Trade credit Insurance, which provides cover to hundreds of thousands of business-to-business transactions, is to receive up to £10bn of government guarantees, ministers announced today (Thursday).
The Trade Credit Reinsurance scheme, which has been agreed following extensive discussions with the insurance sector, will see the vast majority of trade credit insurance coverage maintained across the UK.
The guarantees are designed to support supply chains and help businesses during the coronavirus pandemic to trade with confidence, safe in the knowledge that they will be protected if a customer defaults or delays on payment.
Business Secretary of State Alok Sharma said: “Trade Credit Insurance is a daily necessity for hundreds of thousands of businesses across the UK – particularly those in non-service sectors such as the manufacturing and construction sectors.
“Our £10bn guarantee gives peace of mind to businesses, allowing them to continue to trade and maintaining liquidity in supply chains.

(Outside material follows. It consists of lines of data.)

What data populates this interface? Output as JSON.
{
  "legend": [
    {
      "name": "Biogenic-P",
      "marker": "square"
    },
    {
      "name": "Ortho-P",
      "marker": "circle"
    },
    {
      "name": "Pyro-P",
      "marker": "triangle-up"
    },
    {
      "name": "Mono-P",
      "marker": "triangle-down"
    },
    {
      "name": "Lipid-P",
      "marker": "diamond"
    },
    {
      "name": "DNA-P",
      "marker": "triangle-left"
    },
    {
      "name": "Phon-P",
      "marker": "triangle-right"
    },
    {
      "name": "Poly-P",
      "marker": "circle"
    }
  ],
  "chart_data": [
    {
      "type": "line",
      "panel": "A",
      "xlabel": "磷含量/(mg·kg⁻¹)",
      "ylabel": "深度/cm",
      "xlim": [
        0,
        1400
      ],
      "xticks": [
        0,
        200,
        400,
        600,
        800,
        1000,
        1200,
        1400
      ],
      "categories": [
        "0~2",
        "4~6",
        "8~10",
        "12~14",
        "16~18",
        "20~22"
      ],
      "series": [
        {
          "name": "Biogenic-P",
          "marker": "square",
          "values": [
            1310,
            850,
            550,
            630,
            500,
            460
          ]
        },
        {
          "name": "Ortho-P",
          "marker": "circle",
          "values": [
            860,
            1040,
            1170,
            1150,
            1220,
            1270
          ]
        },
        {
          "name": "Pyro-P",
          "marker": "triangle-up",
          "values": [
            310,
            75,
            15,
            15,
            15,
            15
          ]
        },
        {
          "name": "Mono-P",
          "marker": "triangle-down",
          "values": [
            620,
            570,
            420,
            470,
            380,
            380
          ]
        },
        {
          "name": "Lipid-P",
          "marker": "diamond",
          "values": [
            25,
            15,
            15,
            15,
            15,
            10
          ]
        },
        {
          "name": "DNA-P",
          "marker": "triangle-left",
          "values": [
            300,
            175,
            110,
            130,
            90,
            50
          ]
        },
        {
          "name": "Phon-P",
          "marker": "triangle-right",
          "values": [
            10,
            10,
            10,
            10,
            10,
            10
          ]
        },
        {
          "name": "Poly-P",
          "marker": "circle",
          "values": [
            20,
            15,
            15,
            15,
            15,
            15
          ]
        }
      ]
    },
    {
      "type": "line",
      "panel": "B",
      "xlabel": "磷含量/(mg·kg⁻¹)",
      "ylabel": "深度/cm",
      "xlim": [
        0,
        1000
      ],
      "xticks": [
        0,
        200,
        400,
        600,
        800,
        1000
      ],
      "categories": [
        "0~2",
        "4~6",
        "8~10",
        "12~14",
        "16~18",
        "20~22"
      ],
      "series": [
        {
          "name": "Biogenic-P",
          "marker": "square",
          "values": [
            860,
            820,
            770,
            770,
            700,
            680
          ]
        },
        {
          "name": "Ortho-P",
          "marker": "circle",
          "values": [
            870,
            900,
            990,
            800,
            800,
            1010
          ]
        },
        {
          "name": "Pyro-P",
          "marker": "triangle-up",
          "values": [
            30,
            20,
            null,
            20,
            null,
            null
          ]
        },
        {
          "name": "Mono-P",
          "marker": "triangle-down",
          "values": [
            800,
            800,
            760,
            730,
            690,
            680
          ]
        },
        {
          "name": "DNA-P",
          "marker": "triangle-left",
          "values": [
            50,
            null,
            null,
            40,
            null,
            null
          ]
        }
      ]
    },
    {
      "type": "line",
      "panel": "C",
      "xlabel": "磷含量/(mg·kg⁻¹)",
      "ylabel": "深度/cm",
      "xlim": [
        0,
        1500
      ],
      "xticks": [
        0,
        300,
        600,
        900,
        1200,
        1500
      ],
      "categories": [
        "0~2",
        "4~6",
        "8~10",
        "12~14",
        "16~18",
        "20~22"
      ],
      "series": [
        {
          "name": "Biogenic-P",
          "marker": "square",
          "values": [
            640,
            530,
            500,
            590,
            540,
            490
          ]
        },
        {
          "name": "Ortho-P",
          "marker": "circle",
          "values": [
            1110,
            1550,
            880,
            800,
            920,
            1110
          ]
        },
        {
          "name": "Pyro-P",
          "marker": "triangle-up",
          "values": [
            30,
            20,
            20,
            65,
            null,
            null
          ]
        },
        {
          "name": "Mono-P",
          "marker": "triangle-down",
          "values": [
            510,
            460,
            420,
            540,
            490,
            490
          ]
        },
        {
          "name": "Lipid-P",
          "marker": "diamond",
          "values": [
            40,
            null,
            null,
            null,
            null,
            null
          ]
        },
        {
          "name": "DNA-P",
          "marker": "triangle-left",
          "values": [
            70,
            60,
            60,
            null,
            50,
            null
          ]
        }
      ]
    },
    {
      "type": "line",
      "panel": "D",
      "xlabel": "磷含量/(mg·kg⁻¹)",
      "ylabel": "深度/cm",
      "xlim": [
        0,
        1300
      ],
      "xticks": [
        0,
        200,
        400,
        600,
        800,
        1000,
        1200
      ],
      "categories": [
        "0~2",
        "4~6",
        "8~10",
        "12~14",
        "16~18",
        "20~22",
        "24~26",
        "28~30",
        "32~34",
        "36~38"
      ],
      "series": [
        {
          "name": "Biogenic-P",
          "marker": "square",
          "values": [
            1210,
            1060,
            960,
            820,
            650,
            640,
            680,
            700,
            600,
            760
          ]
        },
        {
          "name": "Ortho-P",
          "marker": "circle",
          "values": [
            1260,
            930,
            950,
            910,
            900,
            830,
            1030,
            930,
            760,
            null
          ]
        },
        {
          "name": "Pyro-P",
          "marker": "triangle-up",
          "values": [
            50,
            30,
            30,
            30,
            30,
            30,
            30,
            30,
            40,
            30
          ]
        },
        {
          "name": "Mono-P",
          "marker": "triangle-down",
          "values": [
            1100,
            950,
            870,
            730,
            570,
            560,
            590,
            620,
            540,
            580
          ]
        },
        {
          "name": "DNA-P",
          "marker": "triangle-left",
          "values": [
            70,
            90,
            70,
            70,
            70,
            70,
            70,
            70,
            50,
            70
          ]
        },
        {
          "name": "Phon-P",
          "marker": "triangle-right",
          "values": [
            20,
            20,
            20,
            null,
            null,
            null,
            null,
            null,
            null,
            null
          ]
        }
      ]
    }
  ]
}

This reinsurance scheme is an important step as we carefully set about firing up our economy as we emerge from the pandemic.”
SUPPLY CHAINS PROTECTED
The Economic Secretary to the Treasury, John Glen, said: “Billions of pounds of business turnover is supported by trade credit insurance each year. This reinsurance scheme will see the government and insurers working closely together to ensure that the vast majority of this cover remains in place. This means that businesses and supply chains can continue to be protected at this pivotal time as we begin to kick start the economy.”
Stephen Phipson, CEO of manufacturers’ organisation Make UK, said: “For most manufacturers, credit insurance is essential – giving them certainty that they will be paid for the orders they deliver. We’re pleased that the government has taken action to jump-start the credit insurance market – which will provide a welcome boost to our nation’s makers as they recover from the covid crisis.
The scheme is available on a temporary basis for nine months, backdated to April 1 and running until December 31 this year, with the potential for extension if required.